What does it mean when intimacy goes from give & take to one never giving & alwa

  1. tperkins-tyler profile image60
    tperkins-tylerposted 12 years ago

    What does it mean when intimacy goes from give & take to one never giving & always taking?

  2. dwarfstar profile image70
    dwarfstarposted 12 years ago

    When your intimate it means you are willing to give until you bleed and that you can't offer no more.. because intimacy comes when you love someone emotionally and physically.. Even if your the only one who always give.. this doesn't mean that you didn't take anything in return.. the feeling of happiness seeing the person you love that is happy is already a prize that you receive from doing so..  So I don't agree the question entirely..  LOL.. but anyway.. we always perceive that giving should always be compensated or be given back.. but to the eyes of someone who is inlove.. this doesn't matter..  if the person feels that he or she is the only one who is giving then this means that the feelings of this person is fading or had change..
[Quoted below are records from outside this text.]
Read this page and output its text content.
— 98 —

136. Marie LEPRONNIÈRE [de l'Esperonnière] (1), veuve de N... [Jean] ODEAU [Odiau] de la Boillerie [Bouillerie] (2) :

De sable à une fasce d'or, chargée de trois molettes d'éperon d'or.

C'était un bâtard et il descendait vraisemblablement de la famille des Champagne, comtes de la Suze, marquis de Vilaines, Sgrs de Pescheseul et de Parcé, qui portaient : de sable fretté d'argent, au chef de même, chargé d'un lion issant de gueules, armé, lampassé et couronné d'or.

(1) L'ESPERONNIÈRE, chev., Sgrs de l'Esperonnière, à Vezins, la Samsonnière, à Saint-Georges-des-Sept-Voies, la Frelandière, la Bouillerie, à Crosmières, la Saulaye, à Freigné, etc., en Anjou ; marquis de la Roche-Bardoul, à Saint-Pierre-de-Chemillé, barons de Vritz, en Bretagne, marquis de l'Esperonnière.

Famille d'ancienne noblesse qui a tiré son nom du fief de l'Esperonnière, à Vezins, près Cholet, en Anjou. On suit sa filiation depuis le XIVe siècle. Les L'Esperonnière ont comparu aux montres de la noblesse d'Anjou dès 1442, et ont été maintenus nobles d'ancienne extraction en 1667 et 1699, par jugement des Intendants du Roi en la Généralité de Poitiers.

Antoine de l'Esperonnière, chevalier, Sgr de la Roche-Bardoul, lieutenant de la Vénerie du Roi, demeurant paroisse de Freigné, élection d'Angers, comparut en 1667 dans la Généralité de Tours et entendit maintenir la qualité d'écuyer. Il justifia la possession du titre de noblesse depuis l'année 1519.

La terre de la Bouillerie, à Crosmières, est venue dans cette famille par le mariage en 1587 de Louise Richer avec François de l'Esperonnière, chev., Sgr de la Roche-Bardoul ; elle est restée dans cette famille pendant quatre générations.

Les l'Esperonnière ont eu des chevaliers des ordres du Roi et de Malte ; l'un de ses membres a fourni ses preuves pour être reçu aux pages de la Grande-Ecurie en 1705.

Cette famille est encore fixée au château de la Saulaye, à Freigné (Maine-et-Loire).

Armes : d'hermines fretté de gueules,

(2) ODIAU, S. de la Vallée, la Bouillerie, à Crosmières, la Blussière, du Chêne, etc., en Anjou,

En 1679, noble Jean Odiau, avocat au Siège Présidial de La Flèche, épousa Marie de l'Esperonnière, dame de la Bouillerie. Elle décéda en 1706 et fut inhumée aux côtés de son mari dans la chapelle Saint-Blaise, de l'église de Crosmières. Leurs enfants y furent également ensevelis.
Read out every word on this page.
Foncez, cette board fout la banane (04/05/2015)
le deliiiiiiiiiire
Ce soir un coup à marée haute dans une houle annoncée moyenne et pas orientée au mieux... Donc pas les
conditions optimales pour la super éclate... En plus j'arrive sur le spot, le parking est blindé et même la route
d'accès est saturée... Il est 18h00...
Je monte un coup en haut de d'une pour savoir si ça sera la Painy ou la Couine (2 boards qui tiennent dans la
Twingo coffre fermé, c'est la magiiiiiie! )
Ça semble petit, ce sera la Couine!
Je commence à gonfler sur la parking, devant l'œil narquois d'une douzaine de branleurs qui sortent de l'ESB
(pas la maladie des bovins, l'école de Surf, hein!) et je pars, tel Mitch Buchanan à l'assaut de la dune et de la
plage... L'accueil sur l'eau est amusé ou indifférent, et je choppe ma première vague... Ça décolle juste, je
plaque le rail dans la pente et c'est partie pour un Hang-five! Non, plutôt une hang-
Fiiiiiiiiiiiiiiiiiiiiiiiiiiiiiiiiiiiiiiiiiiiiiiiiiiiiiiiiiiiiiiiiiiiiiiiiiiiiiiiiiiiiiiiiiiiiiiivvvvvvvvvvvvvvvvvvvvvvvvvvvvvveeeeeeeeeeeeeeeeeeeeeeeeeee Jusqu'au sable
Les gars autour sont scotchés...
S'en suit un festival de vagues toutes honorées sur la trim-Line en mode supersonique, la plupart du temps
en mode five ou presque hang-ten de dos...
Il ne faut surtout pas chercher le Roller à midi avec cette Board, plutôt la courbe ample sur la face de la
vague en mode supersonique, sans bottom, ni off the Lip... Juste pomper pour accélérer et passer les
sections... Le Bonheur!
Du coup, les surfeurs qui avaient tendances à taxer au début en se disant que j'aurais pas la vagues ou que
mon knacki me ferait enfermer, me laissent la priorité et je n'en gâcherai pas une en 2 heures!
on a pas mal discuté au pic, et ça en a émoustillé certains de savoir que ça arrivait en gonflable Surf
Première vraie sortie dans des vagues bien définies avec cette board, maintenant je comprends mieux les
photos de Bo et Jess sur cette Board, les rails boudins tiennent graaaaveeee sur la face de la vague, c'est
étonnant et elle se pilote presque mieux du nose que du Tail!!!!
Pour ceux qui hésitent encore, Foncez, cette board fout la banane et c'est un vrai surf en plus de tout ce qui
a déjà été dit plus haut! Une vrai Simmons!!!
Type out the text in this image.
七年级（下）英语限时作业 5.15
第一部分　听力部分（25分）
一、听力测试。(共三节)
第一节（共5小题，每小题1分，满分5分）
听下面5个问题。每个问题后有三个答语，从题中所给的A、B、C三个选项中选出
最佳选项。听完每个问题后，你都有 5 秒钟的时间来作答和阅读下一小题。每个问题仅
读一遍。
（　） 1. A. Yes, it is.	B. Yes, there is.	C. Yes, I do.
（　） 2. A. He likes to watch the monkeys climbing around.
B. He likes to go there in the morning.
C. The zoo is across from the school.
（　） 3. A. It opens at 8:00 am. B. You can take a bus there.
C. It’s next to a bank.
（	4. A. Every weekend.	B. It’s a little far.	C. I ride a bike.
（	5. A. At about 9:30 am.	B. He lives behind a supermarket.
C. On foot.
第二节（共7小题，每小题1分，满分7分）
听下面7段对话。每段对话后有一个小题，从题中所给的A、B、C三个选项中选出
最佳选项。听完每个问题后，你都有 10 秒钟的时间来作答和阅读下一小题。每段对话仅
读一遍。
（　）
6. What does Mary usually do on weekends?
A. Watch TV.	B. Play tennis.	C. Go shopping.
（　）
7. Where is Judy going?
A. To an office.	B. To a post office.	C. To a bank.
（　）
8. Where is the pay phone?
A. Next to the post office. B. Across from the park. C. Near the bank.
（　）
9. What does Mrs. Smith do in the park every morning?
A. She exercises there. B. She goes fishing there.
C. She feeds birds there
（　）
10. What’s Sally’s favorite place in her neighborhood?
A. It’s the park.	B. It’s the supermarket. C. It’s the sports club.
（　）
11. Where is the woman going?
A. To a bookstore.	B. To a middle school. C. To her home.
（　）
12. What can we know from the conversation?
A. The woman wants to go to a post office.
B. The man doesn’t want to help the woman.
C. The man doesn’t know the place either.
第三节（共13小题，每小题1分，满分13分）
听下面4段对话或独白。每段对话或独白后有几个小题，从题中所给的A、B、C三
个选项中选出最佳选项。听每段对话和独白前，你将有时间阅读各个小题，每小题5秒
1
  3. dashingscorpio profile image79
    dashingscorpioposted 12 years ago

    When two people truly love one another they care about each other's happiness and satisfaction.In fact part of the fun is trying to "one-up" the other person in the pleasing department. Their mindset is "Us & We" not "You & Me".
    The natural thing to do is blame the other person when we are not getting something we want. The first and actually only step you have is, asking for what you want. If it's not worth asking for it's not worth having. If after you have point blank asked and he has said no either in words multiple times or simply does not come through then you have some serious thinking to do. There are generally two reasons why someone won't give us what we ask for. 1. They don't have it to give. 2. They don't think we are worth the effort to give it to.
    The question you have to ask yourself, "Is this a deal breaker?"  If it is, get out and if it's not learn to live without. Life is too short to be trying to change water into wine. People change if and when THEY want to. All we can do is ask for what we want.
    Keep in mind the same holds true for you as well. You don't have to say yes to being used. If you are always giving and never receiving then you are being used. It's not his fault that you are willing to allow that to happen. People who love themselves won't allow that kind of treatment to go on for long. Besides more resentment builds as you believe by always giving that one day he will "throw you a crumb" in return. You deserve equality in all aspects of the relationship!
    "When we change our circumstances change." "If you want something different then you are going to have to do something different". Best of luck!